Recreation comes in all shapes and sizes, Eagle Mount is the place for people of all abilities to come together and discover friendships and talents through everything that Bozeman has to offer. The summer offers rock climbing, cycling, and adventures around Bozeman and Big Sky like kayaking and camping. During the Winter, participants can get out and go ice skating or hit the local ski slopes at Bridger Bowl and Big Sky, just like when Robert and Greta Mathis started Eagle Mount. The Adaptive Recreation Director, Patrick Quinn, is the “Chief Enthusiasm Officer” with his great love for the outdoors and willingness to bring educational and empowering activities to all the participants alongside Assistant Recreation Directors Colleen Smith and Beth Wilson. The Adaptive Recreation Coordinator, Luke Gladis, like the rest of the team, fell in love with nature and has a passion for storytelling and compelling others to connect with the community and nature around them. The Adaptive Recreation programs are an essential gateway for the disabled community and their families to connect with all of Bozeman.

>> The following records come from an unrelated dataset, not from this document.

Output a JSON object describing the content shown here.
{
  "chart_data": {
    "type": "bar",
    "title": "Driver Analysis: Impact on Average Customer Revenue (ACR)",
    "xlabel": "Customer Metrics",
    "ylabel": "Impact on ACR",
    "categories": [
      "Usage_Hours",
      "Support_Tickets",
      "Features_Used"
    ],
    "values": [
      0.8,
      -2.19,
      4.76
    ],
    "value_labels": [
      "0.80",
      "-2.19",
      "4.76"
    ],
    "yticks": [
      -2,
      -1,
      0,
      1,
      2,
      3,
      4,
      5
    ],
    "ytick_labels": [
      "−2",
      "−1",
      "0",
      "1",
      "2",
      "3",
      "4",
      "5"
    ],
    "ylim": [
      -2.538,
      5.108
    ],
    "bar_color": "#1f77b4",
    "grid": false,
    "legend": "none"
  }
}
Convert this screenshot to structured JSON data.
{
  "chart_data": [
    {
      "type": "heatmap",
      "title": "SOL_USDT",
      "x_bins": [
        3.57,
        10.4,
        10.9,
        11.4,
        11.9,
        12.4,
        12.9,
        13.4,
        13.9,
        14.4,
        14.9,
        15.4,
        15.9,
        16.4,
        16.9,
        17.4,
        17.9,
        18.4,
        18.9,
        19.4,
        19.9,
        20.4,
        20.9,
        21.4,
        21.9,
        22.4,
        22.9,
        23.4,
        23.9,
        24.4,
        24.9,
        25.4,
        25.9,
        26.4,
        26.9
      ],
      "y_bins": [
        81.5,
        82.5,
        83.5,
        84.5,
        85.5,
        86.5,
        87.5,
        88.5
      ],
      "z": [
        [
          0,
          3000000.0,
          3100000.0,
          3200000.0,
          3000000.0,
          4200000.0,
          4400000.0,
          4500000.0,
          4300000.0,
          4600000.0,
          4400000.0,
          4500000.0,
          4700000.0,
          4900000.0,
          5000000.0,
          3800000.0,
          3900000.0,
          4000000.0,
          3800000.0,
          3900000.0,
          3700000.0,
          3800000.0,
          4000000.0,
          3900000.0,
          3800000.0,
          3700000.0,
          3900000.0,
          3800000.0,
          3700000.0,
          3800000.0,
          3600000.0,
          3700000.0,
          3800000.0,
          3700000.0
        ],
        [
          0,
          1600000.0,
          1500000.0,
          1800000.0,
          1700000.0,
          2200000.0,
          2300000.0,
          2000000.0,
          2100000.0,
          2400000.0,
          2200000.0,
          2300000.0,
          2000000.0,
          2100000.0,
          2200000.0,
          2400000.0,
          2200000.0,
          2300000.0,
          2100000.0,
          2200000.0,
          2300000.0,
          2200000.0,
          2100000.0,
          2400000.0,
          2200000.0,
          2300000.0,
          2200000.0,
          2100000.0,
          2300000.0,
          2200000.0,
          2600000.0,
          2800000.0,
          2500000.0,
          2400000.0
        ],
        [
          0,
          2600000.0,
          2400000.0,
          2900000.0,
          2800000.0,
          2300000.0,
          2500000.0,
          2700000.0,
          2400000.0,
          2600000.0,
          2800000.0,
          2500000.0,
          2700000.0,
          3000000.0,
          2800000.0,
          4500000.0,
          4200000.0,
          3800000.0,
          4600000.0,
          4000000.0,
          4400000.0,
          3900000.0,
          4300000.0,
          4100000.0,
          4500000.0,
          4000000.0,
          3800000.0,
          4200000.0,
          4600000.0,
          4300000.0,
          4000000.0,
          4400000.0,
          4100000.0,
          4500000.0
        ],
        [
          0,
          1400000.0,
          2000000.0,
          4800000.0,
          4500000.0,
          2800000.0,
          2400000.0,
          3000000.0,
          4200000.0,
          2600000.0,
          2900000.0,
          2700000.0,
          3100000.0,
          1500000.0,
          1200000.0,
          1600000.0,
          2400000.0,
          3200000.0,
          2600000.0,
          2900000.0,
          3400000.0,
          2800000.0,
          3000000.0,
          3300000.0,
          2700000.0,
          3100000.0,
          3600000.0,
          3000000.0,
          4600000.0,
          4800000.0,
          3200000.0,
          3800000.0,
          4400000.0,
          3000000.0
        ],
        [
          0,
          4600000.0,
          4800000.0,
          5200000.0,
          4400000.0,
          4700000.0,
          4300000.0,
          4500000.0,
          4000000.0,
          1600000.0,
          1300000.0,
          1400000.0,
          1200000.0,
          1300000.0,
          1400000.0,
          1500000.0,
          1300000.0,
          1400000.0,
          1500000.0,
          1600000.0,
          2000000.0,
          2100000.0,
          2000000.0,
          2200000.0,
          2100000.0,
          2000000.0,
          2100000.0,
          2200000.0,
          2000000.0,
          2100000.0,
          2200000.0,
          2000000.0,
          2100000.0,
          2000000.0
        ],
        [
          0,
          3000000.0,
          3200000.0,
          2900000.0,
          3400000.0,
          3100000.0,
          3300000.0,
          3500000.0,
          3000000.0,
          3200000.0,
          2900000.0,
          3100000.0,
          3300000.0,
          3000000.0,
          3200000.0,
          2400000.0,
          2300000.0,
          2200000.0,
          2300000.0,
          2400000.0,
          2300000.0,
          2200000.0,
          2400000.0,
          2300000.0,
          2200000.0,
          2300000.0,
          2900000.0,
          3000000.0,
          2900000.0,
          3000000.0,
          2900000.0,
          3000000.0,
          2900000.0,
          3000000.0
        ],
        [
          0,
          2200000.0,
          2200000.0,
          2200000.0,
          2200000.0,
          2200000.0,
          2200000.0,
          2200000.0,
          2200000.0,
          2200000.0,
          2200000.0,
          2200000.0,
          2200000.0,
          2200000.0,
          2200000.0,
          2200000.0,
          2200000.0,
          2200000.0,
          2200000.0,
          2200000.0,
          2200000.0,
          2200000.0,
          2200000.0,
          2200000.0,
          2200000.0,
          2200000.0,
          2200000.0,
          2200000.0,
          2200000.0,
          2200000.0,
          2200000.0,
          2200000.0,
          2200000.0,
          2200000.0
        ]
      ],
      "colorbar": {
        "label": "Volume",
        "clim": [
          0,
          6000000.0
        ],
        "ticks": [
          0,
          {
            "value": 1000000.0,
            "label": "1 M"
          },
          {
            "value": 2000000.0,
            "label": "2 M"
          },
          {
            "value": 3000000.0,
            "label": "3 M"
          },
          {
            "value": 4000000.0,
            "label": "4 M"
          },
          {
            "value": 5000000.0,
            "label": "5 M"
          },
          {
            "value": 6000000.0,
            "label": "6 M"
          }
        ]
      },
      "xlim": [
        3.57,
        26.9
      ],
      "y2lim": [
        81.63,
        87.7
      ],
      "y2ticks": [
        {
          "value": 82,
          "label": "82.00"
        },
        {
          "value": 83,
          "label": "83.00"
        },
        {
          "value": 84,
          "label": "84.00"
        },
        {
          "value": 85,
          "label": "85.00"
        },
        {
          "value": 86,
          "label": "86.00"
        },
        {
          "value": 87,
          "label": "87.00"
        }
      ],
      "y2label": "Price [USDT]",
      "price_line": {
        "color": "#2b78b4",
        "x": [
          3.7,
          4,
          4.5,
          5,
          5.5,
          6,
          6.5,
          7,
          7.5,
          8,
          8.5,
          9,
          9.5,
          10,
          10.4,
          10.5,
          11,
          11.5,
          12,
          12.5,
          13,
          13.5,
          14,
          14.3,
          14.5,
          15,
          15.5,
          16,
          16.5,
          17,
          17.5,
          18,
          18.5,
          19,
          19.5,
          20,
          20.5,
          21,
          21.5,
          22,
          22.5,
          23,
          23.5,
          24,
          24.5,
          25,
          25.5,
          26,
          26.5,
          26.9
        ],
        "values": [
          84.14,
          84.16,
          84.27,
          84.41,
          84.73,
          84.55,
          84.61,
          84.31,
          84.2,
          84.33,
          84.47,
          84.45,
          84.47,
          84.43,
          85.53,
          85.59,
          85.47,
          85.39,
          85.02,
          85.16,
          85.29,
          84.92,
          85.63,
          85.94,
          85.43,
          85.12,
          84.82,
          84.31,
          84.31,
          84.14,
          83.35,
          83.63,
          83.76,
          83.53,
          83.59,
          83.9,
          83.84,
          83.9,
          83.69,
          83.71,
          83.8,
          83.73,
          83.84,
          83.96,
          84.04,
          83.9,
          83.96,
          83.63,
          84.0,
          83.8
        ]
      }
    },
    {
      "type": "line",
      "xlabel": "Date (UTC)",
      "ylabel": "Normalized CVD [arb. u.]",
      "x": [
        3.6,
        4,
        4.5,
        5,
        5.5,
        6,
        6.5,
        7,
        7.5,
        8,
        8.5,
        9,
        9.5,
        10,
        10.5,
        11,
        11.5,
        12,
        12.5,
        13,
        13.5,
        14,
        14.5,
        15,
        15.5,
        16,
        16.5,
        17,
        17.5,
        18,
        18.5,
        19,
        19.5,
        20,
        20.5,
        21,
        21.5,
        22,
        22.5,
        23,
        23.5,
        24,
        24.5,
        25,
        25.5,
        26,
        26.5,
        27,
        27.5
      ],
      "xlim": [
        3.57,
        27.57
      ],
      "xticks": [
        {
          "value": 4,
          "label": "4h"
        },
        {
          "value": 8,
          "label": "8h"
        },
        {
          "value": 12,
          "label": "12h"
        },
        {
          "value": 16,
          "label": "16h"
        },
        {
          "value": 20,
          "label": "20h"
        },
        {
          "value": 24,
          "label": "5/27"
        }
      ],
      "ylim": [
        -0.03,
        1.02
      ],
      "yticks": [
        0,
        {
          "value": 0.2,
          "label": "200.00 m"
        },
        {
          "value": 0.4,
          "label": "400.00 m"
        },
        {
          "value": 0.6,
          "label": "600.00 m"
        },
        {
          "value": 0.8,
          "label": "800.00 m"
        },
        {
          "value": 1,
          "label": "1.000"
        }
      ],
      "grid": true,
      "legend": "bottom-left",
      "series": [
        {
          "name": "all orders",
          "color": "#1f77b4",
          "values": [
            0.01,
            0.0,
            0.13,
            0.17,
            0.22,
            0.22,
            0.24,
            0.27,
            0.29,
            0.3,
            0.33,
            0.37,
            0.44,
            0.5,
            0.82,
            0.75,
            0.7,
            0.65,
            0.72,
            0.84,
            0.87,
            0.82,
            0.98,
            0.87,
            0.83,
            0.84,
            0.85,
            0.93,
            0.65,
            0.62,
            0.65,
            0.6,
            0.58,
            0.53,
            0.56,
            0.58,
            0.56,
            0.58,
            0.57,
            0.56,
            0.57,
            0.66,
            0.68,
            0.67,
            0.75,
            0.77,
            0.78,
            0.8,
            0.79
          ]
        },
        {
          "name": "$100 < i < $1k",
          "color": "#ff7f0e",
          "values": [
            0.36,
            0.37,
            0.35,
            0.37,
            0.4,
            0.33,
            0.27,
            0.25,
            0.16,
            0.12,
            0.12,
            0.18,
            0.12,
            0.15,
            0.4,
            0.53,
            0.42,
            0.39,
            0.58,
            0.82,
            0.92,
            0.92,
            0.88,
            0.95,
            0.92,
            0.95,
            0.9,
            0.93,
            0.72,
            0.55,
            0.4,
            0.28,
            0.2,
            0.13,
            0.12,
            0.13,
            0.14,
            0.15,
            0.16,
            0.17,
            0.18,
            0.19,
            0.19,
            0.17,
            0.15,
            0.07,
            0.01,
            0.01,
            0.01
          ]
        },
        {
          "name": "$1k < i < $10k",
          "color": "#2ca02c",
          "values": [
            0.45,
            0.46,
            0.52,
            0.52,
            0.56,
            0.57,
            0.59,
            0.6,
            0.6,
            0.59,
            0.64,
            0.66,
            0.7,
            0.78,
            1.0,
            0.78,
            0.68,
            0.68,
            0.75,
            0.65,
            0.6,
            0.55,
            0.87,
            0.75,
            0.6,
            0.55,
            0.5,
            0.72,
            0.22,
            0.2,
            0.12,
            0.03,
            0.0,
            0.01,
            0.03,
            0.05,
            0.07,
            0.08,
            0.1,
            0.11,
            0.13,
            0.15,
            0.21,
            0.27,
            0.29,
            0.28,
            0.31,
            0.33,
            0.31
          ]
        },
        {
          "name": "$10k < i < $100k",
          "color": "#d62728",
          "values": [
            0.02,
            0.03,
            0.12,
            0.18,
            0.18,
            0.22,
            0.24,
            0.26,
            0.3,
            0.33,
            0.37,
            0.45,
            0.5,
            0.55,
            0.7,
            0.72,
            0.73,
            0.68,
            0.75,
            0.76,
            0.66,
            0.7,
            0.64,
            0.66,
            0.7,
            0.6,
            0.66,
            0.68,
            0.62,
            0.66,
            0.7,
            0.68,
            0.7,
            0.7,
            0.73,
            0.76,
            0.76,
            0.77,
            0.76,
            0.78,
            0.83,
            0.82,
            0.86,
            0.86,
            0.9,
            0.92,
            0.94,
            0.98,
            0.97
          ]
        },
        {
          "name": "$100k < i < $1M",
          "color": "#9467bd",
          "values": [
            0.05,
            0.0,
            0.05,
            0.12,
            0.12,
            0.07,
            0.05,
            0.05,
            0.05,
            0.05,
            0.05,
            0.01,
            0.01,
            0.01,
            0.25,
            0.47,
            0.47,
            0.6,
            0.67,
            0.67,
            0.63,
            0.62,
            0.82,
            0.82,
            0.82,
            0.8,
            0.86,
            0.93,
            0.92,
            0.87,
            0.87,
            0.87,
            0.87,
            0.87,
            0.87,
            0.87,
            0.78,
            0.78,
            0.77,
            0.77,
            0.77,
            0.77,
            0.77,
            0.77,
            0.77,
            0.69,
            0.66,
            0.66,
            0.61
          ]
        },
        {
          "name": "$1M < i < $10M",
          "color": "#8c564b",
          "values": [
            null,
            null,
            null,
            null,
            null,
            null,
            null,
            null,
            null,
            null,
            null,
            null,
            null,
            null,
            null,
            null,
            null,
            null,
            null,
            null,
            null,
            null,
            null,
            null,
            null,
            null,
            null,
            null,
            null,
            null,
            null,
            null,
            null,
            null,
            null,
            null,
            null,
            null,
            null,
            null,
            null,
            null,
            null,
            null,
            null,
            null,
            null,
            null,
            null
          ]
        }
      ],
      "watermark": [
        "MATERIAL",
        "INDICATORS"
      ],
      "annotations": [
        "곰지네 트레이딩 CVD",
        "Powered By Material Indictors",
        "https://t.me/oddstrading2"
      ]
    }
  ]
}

Big Sky Kids offers Oncology camps for youth and their families going through cancer. The camps run by Big Sky Kids Director Lauren Grover center around the great activities found throughout the state and local community. The families and participants can unwind and enjoy outdoor recreation like whitewater rafting. Going through cancer and caring for loved ones can be tough, but the camps are a great way to get connected with others going through a similar journey and make memories that last a lifetime. The best thing is showing the families they aren’t alone.

Robert and Greta Mathis have since passed, but the staff at Eagle Mount continues to humbly honor their great impact to the local community with passion for the mission. The 40th Anniversary presents a new year full of programs, both old and new, that would make the founders proud. The staff and volunteers are truly an inspiration, giving wings to participants and their families. Bozeman is lucky to be called home to this incredible organization. There is no better way to bring joy to the disabled community and those going through cancer than to get involved with Eagle Mount.